CC: It’s definitely proven itself to be one of the most important paradigm shifts in business. Some people say that Agile doesn’t scale up for large enterprises. Maybe that says more about the failings of large corporations than the failings of the Agile methodology. Agile still has a long way to go before it defines how senior management at the largest institutions think, and for me, that shows the scale of the opportunity. For me, Agile won’t have reached its full potential until it grows beyond technical teams, and starts changing how sales, marketing, operations and senior management teams work. Only when that happens will it be time for someone to create another zeitgeist and the whole process will start again!
WN: Would you be able to describe agile project management? What are the keys to succeed and deliver fully successful project?
CC: In the marketing department, everytime we make a mistake we shrug and say we’re being Agile. Haha. Seriously, as a non-technical team member, I’ve loved learning some of the key takeaways that help software development scrum teams work so effectively. For me, aiming for a quick output, and putting ego aside at the retrospective meeting is the ultimate way to continuously improve and continuously deploy.
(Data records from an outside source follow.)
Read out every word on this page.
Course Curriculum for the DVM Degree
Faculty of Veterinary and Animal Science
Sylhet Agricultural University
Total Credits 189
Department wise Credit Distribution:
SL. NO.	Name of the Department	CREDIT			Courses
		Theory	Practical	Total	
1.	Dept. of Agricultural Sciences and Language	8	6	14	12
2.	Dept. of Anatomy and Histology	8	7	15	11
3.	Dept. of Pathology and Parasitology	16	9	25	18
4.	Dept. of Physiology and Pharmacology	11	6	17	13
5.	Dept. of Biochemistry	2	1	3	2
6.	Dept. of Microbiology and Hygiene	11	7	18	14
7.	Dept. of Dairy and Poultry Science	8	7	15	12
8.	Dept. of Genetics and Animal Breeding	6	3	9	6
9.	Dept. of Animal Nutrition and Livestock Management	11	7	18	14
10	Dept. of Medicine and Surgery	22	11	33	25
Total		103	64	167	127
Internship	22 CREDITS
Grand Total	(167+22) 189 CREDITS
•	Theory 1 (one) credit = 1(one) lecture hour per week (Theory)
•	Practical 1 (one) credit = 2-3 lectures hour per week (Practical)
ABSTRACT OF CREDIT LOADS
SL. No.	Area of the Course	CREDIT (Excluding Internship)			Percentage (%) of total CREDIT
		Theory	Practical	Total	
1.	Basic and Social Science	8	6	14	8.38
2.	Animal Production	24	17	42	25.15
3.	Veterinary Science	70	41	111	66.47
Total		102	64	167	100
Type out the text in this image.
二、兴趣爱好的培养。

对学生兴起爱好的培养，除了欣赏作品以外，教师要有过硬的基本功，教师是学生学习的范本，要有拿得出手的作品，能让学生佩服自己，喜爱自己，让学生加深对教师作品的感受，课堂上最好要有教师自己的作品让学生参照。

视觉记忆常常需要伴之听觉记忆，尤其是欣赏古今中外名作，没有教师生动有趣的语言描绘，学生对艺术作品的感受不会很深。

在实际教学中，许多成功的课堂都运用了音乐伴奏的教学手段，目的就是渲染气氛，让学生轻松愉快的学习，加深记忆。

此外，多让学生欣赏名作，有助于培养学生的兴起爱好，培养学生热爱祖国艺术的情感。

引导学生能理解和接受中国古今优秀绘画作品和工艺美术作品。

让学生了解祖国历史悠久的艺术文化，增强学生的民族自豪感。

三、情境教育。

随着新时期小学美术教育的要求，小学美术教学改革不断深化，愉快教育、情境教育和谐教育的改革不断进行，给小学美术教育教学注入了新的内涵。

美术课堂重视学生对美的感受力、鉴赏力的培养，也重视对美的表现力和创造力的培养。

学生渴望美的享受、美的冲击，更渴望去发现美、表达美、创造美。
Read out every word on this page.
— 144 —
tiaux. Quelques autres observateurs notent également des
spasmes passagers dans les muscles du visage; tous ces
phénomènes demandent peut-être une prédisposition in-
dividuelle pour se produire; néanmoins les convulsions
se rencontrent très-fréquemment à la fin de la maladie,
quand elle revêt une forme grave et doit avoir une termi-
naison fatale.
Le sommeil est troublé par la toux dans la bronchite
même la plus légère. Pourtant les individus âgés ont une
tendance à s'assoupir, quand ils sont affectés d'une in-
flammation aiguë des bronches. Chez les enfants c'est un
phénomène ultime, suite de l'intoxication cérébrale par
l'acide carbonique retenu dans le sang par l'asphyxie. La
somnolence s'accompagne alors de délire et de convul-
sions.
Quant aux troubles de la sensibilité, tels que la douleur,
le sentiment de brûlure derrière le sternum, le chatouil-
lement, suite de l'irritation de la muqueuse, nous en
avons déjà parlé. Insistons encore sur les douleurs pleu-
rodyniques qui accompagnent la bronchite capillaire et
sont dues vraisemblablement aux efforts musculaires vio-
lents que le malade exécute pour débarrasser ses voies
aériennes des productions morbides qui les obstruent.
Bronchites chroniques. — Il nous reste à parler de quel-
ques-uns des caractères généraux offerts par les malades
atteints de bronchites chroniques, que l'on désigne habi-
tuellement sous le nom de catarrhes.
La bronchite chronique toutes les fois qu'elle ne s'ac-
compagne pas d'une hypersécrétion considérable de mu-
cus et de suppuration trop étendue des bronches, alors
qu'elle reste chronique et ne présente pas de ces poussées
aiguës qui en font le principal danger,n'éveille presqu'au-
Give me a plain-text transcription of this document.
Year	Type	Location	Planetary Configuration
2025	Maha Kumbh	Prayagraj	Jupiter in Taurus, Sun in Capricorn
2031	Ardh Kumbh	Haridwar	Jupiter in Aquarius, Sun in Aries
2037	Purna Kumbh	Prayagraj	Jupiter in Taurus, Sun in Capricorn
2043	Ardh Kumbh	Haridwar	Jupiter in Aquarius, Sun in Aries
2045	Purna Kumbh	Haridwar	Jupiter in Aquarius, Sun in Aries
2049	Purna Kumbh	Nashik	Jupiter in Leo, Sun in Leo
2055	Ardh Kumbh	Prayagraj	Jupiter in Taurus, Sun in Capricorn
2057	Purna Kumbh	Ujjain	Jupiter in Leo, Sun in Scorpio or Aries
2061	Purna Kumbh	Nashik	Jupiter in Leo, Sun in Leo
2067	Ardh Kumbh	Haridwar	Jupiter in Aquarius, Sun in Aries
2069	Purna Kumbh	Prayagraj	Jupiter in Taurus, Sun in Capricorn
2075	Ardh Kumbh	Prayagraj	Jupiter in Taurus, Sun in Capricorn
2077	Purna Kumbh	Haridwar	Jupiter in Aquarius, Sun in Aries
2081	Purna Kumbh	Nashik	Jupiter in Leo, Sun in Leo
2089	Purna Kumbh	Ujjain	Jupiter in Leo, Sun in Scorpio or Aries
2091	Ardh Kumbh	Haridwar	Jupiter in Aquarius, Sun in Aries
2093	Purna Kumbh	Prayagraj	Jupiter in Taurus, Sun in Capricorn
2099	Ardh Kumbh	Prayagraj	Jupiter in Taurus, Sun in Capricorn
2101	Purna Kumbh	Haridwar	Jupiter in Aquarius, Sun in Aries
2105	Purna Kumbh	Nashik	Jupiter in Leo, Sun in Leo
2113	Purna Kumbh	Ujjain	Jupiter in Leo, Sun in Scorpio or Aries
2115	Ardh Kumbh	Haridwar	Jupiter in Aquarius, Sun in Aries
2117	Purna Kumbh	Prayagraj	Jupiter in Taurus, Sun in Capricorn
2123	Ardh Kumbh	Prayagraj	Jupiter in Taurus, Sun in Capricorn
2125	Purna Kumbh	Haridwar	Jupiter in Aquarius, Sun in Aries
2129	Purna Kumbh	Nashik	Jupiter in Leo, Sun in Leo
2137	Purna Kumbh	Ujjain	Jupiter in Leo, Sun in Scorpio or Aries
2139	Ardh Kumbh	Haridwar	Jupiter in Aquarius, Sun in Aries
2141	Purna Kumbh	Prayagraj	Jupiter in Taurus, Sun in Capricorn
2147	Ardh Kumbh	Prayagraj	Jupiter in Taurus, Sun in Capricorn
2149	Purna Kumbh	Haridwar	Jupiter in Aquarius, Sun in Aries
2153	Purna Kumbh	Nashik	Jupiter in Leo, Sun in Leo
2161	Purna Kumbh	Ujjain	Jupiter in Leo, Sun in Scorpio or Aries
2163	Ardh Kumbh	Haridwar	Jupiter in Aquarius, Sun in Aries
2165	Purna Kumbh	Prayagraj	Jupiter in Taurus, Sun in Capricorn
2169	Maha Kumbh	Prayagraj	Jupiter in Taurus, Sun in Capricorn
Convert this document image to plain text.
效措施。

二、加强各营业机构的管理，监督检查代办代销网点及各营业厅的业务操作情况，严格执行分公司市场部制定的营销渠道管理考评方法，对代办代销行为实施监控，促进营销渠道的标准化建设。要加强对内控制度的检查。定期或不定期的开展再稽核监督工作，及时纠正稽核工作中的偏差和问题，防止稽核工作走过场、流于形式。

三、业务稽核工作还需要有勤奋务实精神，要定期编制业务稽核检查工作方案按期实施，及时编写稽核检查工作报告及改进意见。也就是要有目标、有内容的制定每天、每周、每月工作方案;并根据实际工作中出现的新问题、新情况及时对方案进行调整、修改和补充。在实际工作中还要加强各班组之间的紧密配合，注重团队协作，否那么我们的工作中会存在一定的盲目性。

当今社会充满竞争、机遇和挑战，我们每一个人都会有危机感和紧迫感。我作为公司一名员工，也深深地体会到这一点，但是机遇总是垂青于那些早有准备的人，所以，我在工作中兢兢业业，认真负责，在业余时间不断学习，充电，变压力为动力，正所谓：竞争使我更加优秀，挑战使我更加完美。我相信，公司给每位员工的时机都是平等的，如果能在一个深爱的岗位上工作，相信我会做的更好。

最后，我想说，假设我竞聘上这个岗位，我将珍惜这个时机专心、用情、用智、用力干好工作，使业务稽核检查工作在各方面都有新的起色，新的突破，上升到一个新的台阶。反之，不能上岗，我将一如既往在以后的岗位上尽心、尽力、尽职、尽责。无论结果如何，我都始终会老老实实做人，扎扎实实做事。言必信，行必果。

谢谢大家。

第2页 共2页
Stand up meetings and Kanban boards mean everyone has a sense of pulling as a team, and means we share in each others’ successes. As a Psychologist, it’s very clear how these tools motivate people to collaborate better, and how self-organizing teams empower people. Everyone wants to succeed at what they’re working on, and Agile project management has given them the tools to do so, or at least hold up a mirror to where there’s room for improvement.
WN: Why do you think Polish people are leading the Agile revolution? Could you tell a little bit more about your experience/Poles from IT branch you know?
CC: I guess you read my blog post on this very subject? I’m probably not the first person to notice how well the Polish people have embraced Agile. I’ve loved collaborating with Polish colleagues, partners and clients. They have a very dry sense of humour, they’re smart and ambitious but humble. I guess that’s why they’re comfortable sharing and learning from their mistakes at retro meetings. I also believe their past has taught them to be skeptical of authority and processes. Senior management can get frustrated with the strong-headedness, but a team that is responsible for their own organization and output is a powerful thing. My favourite part of working with Polish people is that if they say they can deliver something, they will. Unlike India (another large outsourcing market), working in Poland has given me many examples where people have given me an honest and accurate assessment for how long a job will take, and then delivered it, ahead of time and above expectations.
WN: Do you recognize at least 3 tech companies (startups) developed in Poland?
CC: I had fantastic meetings with many more than 3! Software Plant, Stepwise and TestArmy are the three I’ve been in touch with recently. All three are super smart, hard working and put product before spin (development above marketing). I love their enthusiasm as I met them to discuss strategic partnerships and by the end of the meeting, I believed in their success and wanted to join their teams! When people have such technical skill and the ability to communicate persuasively in a second language, you know they believe in what they’re doing and they’re going to make it a massive success.
WN: Would you like to give some advice for growing startups?
CC: Too many technical people see sales the dirty side of business. It’s the engine for growth. Too many people aim for perfection and won’t launch until they’ve reached an unobtainable goal. Try, fail, try again, and get advice from successful mentors.